Results of neurological examination
Sixty-four dogs had conscious proprioception deficit (71%). Thirty-seven dogs had cranial nerve deficits (41%); among them, 22 had menace deficit, 12 had pupillary light abnormalities and 12 had vestibular signs, some of them having more than one deficit.
Sixty-nine CSF tap were performed at the level of the cerebro-medullary cistern. CSF analysis revealed a nucleated cell count between 10 to 30 in 23 dogs (25%), 30 to 50 in 10 dogs (11%), 50 to 100 in 16 dogs (18%), 100 to 1000 in 25 dogs (27%) and more than 1000 in 17 dogs (19%). Total protein concentration in CSF was less than 0,3 g/l in 8 dogs (9%), in between 0,3 and 1 g/l in 32 dogs (35%), in between 1 and 3 in 39 dogs (43%) and above 3 g/l in 12 dogs (13%).

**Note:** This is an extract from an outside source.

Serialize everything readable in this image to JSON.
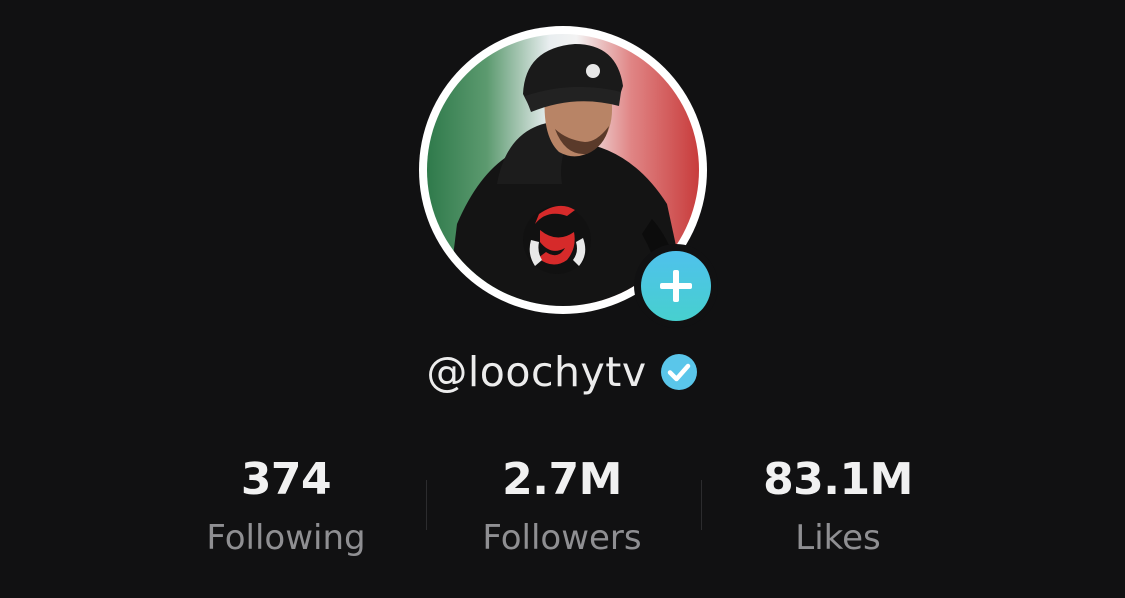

Thirty-six dogs had a CSF differential mainly mononucleated (57%), 14 had a mixed population (22%) and 13 had a mainly polynucleated population (21%).
Complementary blood work
When blood cont was performed, a normal result was found in 18 dogs (41%), a neutrophilia in 22 dogs (50%) and a leucopenia in 4 dogs (9%).
Tentative diagnosis at discharge
Eighteen dogs had a tentative diagnosis of meningitis at discharge (20%); 5 of meningo-encephalitis (6%), 33 of meningo-myelitis (36%), 29 of meningo-encephalo-myelitis (32%). 5 had a compressive cord lesion (6%).

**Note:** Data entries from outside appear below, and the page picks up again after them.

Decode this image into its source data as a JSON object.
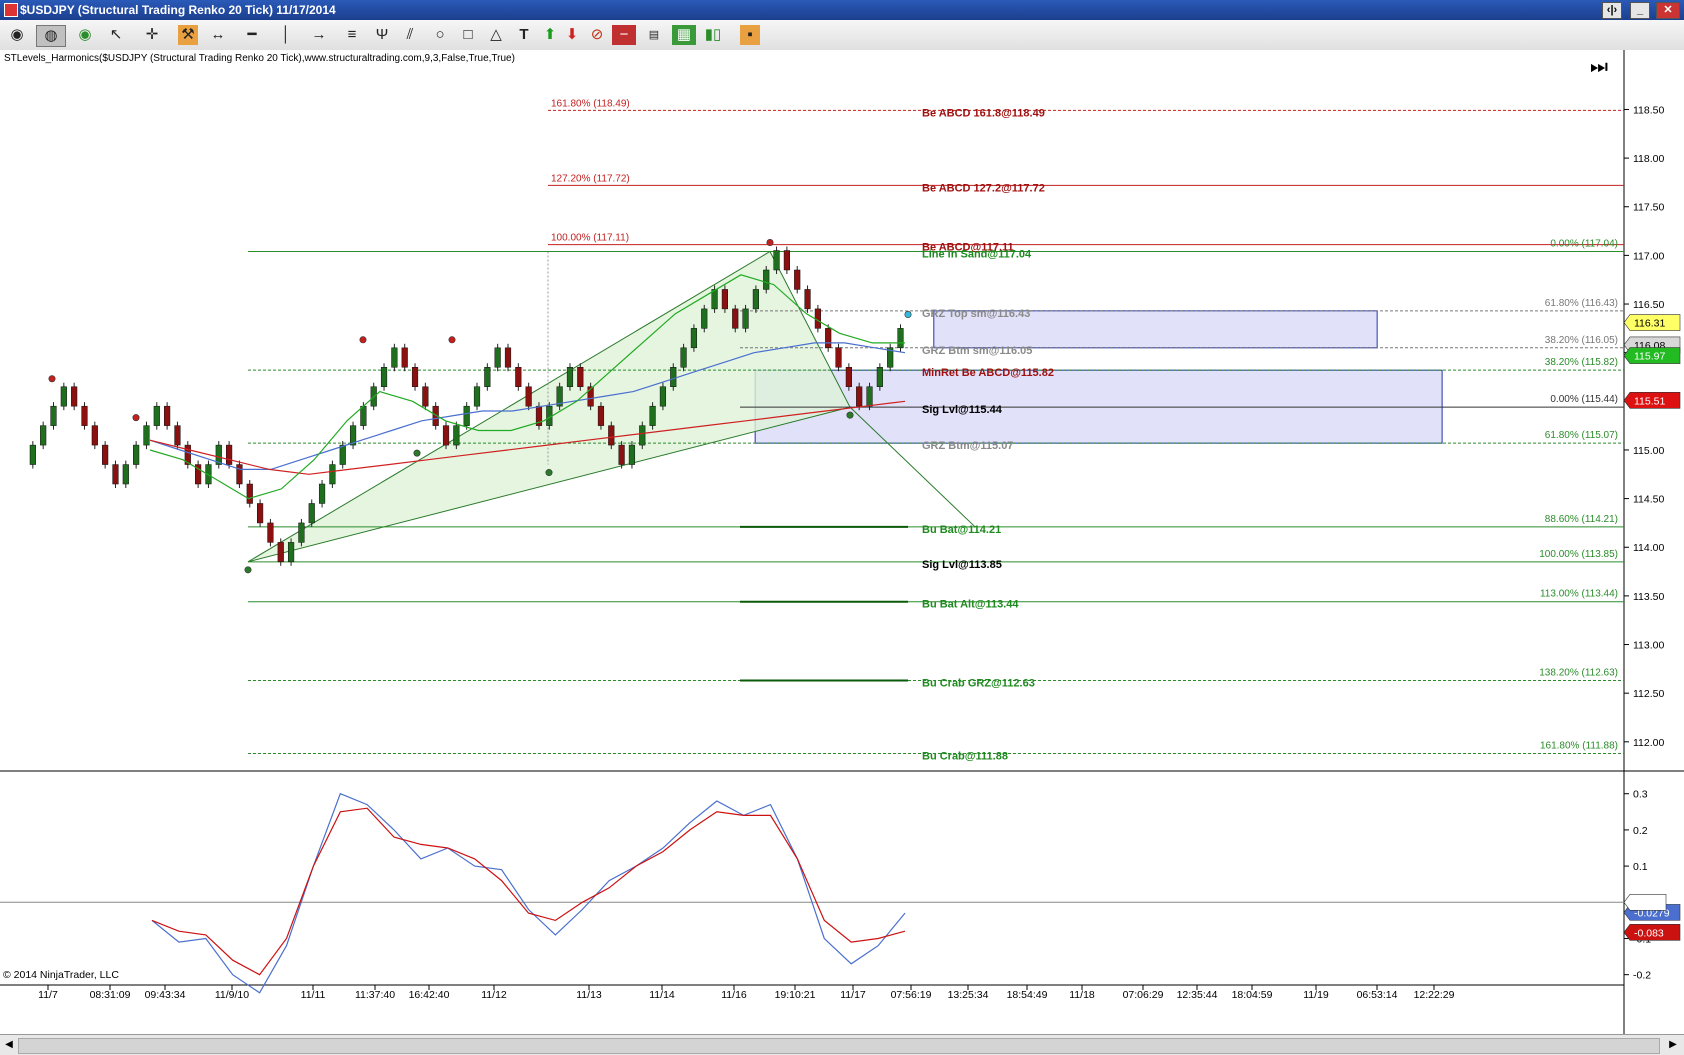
{
  "window": {
    "title": "$USDJPY (Structural Trading Renko 20 Tick)  11/17/2014"
  },
  "toolbar": {
    "icons": [
      "eye-icon",
      "palette-icon",
      "eye-green-icon",
      "cursor-icon",
      "crosshair-icon",
      "hammer-icon",
      "arrow-line-icon",
      "line-icon",
      "vertical-line-icon",
      "ray-icon",
      "fib-icon",
      "pitchfork-icon",
      "trend-channel-icon",
      "circle-icon",
      "rectangle-icon",
      "triangle-icon",
      "text-icon",
      "arrow-up-icon",
      "arrow-down-icon",
      "no-draw-icon",
      "minus-icon",
      "data-box-icon",
      "layout-icon",
      "bar-type-icon",
      "properties-icon"
    ]
  },
  "colors": {
    "up": "#1f6f1f",
    "down": "#8b1010",
    "zone": "#dcdcf8",
    "zoneBorder": "#2233aa",
    "fibRed": "#c42020",
    "fibGreen": "#2a8c2a",
    "axis": "#000000"
  },
  "chart_data": {
    "type": "candlestick",
    "indicator": "STLevels_Harmonics($USDJPY (Structural Trading Renko 20 Tick),www.structuraltrading.com,9,3,False,True,True)",
    "price_axis": {
      "ylim": [
        111.7,
        118.7
      ],
      "ticks": [
        "118.50",
        "118.00",
        "117.50",
        "117.00",
        "116.50",
        "116.00",
        "115.50",
        "115.00",
        "114.50",
        "114.00",
        "113.50",
        "113.00",
        "112.50",
        "112.00"
      ]
    },
    "osc_axis": {
      "ylim": [
        -0.27,
        0.36
      ],
      "ticks": [
        "0.3",
        "0.2",
        "0.1",
        "0",
        "-0.1",
        "-0.2"
      ]
    },
    "time_labels": [
      "11/7",
      "08:31:09",
      "09:43:34",
      "11/9/10",
      "11/11",
      "11:37:40",
      "16:42:40",
      "11/12",
      "11/13",
      "11/14",
      "11/16",
      "19:10:21",
      "11/17",
      "07:56:19",
      "13:25:34",
      "18:54:49",
      "11/18",
      "07:06:29",
      "12:35:44",
      "18:04:59",
      "11/19",
      "06:53:14",
      "12:22:29"
    ],
    "price_labels": [
      {
        "text": "116.31",
        "value": 116.31,
        "bg": "#ffff66"
      },
      {
        "text": "116.08",
        "value": 116.08,
        "bg": "#d8d8d8"
      },
      {
        "text": "115.97",
        "value": 115.97,
        "bg": "#22bb22"
      },
      {
        "text": "115.51",
        "value": 115.51,
        "bg": "#dd1111"
      }
    ],
    "osc_labels": [
      {
        "text": "-0.0279",
        "value": -0.0279,
        "bg": "#4a6fcf"
      },
      {
        "text": "-0.083",
        "value": -0.083,
        "bg": "#cc1111"
      }
    ],
    "left_fibs": [
      {
        "text": "161.80% (118.49)",
        "value": 118.49
      },
      {
        "text": "127.20% (117.72)",
        "value": 117.72
      },
      {
        "text": "100.00% (117.11)",
        "value": 117.11
      }
    ],
    "right_fibs": [
      {
        "text": "0.00% (117.04)",
        "value": 117.04
      },
      {
        "text": "61.80% (116.43)",
        "value": 116.43
      },
      {
        "text": "38.20% (116.05)",
        "value": 116.05
      },
      {
        "text": "38.20% (115.82)",
        "value": 115.82
      },
      {
        "text": "0.00% (115.44)",
        "value": 115.44
      },
      {
        "text": "61.80% (115.07)",
        "value": 115.07
      },
      {
        "text": "88.60% (114.21)",
        "value": 114.21
      },
      {
        "text": "100.00% (113.85)",
        "value": 113.85
      },
      {
        "text": "113.00% (113.44)",
        "value": 113.44
      },
      {
        "text": "138.20% (112.63)",
        "value": 112.63
      },
      {
        "text": "161.80% (111.88)",
        "value": 111.88
      }
    ],
    "level_labels": [
      {
        "text": "Be ABCD 161.8@118.49",
        "value": 118.49,
        "color": "#a01010"
      },
      {
        "text": "Be ABCD 127.2@117.72",
        "value": 117.72,
        "color": "#a01010"
      },
      {
        "text": "Be ABCD@117.11",
        "value": 117.11,
        "color": "#a01010"
      },
      {
        "text": "Line in Sand@117.04",
        "value": 117.04,
        "color": "#1f8a1f"
      },
      {
        "text": "GRZ Top sm@116.43",
        "value": 116.43,
        "color": "#8a8a8a"
      },
      {
        "text": "GRZ Btm sm@116.05",
        "value": 116.05,
        "color": "#8a8a8a"
      },
      {
        "text": "MinRet Be ABCD@115.82",
        "value": 115.82,
        "color": "#a01010"
      },
      {
        "text": "Sig Lvl@115.44",
        "value": 115.44,
        "color": "#000000"
      },
      {
        "text": "GRZ Btm@115.07",
        "value": 115.07,
        "color": "#8a8a8a"
      },
      {
        "text": "Bu Bat@114.21",
        "value": 114.21,
        "color": "#1f8a1f"
      },
      {
        "text": "Sig Lvl@113.85",
        "value": 113.85,
        "color": "#000000"
      },
      {
        "text": "Bu Bat Alt@113.44",
        "value": 113.44,
        "color": "#1f8a1f"
      },
      {
        "text": "Bu Crab GRZ@112.63",
        "value": 112.63,
        "color": "#1f8a1f"
      },
      {
        "text": "Bu Crab@111.88",
        "value": 111.88,
        "color": "#1f8a1f"
      }
    ],
    "zones": [
      {
        "x0": 0.575,
        "x1": 0.848,
        "y0": 116.43,
        "y1": 116.05
      },
      {
        "x0": 0.465,
        "x1": 0.888,
        "y0": 115.82,
        "y1": 115.07
      }
    ],
    "bricks": [
      115.05,
      115.25,
      115.45,
      115.65,
      115.45,
      115.25,
      115.05,
      114.85,
      114.65,
      114.85,
      115.05,
      115.25,
      115.45,
      115.25,
      115.05,
      114.85,
      114.65,
      114.85,
      115.05,
      114.85,
      114.65,
      114.45,
      114.25,
      114.05,
      113.85,
      114.05,
      114.25,
      114.45,
      114.65,
      114.85,
      115.05,
      115.25,
      115.45,
      115.65,
      115.85,
      116.05,
      115.85,
      115.65,
      115.45,
      115.25,
      115.05,
      115.25,
      115.45,
      115.65,
      115.85,
      116.05,
      115.85,
      115.65,
      115.45,
      115.25,
      115.45,
      115.65,
      115.85,
      115.65,
      115.45,
      115.25,
      115.05,
      114.85,
      115.05,
      115.25,
      115.45,
      115.65,
      115.85,
      116.05,
      116.25,
      116.45,
      116.65,
      116.45,
      116.25,
      116.45,
      116.65,
      116.85,
      117.05,
      116.85,
      116.65,
      116.45,
      116.25,
      116.05,
      115.85,
      115.65,
      115.45,
      115.65,
      115.85,
      116.05,
      116.25
    ],
    "ema_blue": [
      115.1,
      115.0,
      114.9,
      114.8,
      114.8,
      114.9,
      115.0,
      115.1,
      115.2,
      115.3,
      115.35,
      115.4,
      115.4,
      115.45,
      115.5,
      115.55,
      115.6,
      115.7,
      115.8,
      115.9,
      116.0,
      116.05,
      116.1,
      116.1,
      116.05,
      116.0
    ],
    "ema_red": [
      115.1,
      115.0,
      114.9,
      114.8,
      114.75,
      114.8,
      114.85,
      114.9,
      114.95,
      115.0,
      115.05,
      115.1,
      115.15,
      115.2,
      115.25,
      115.3,
      115.35,
      115.4,
      115.45,
      115.5
    ],
    "ema_green": [
      115.0,
      114.9,
      114.7,
      114.5,
      114.6,
      114.9,
      115.3,
      115.6,
      115.5,
      115.3,
      115.2,
      115.2,
      115.3,
      115.5,
      115.8,
      116.1,
      116.4,
      116.6,
      116.8,
      116.7,
      116.4,
      116.2,
      116.1,
      116.1
    ],
    "osc_blue": [
      -0.05,
      -0.11,
      -0.1,
      -0.2,
      -0.25,
      -0.12,
      0.1,
      0.3,
      0.27,
      0.2,
      0.12,
      0.15,
      0.1,
      0.09,
      -0.02,
      -0.09,
      -0.02,
      0.06,
      0.1,
      0.15,
      0.22,
      0.28,
      0.24,
      0.27,
      0.12,
      -0.1,
      -0.17,
      -0.12,
      -0.03
    ],
    "osc_red": [
      -0.05,
      -0.08,
      -0.09,
      -0.16,
      -0.2,
      -0.1,
      0.1,
      0.25,
      0.26,
      0.18,
      0.16,
      0.15,
      0.12,
      0.06,
      -0.03,
      -0.05,
      0.0,
      0.04,
      0.1,
      0.14,
      0.2,
      0.25,
      0.24,
      0.24,
      0.12,
      -0.05,
      -0.11,
      -0.1,
      -0.08
    ]
  },
  "footer": {
    "copyright": "© 2014 NinjaTrader, LLC"
  }
}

By the time of writing of this proceeding, the retrospective study is being continued with analysis of the follow up, the final diagnosis and a review of all the parameters according to the breed or the size of dogs and their age. The actual subjective impression is that suppurative non-infectious meningitis is more common in large juvenile breed of dog with CSF results being peculiar; cure is obtained within a few months. The tentative diagnosis is easily made before the results are pending. This must be opposed to the small breed, young adult dogs with a mix pleocytosis which reach more often remission than cure. Those cannot be diagnosed until all the complementary results are back. A lot of inflammatory central nervous system inflammation ends with no known etiology.